Lasers usually conjure up the image of bulky devices with mirrors inside that shine a coherent beam out one end. However, scientists from Kent University have created a model that's just a flat piece of stretchy LCE (liquid crystal elastomer) film. That material is like a rubberized version of the liquid crystals used in displays and is often used to make artificial muscles. When hit with a simple laser light source, the film produces a new laser beam that changes frequency when force is applied. That alone is cool (to laser people), but the new material may also result in a new class of sensors that can measure forces with extreme accuracy and relay the results over fiber optic cables.
Scientists created a specially tunable piece of glass-encased LCE material to "bounce" laser light internally, in much the same way that mirrors do in a regular laser.
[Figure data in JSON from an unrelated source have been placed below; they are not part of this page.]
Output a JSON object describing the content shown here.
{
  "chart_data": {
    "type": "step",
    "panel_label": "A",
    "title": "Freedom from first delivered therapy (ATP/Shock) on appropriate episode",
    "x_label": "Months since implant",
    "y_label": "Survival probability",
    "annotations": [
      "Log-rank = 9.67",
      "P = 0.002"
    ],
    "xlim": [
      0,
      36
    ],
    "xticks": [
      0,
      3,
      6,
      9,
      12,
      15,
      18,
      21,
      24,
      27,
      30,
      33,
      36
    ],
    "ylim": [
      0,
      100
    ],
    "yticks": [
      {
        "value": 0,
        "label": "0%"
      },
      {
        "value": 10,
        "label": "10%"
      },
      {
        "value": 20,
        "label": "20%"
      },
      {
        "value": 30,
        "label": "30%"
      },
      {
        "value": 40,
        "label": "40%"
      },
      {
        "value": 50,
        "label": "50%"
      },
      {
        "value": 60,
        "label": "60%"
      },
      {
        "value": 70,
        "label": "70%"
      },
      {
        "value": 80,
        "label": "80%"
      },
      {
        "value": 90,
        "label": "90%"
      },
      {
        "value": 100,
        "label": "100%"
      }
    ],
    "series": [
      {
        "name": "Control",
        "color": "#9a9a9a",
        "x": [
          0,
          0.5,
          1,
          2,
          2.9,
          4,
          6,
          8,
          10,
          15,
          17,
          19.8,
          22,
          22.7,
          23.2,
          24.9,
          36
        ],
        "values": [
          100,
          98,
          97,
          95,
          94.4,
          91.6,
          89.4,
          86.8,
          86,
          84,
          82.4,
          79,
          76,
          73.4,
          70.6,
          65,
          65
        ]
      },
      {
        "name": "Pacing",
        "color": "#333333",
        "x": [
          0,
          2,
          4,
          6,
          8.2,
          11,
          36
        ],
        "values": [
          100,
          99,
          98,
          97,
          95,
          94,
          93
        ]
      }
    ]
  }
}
When factors like strain and temperature changes are introduced, the frequency of the LCE laser can be tuned between 370 to 705 nanometers, spanning most of the visible light range. That makes it useful as a fine-tuned laser, but could also result in a new class of sensors.
"In principle, it could be put into a shoe, to measure shear stress on a diabetic foot, and it could be interrogated by an optic fiber; a pulse of light could be sent in the fiber, and the color of the returning light from the laser emission would carry information about the strain," said Kent research lead Dr. Peter Plaffy-Muhoray. It could also be used to measure stresses and strains on remote objects using networks of optical cables -- giving engineers a new way to detect abnormal forces on critical infrastructure, for instance.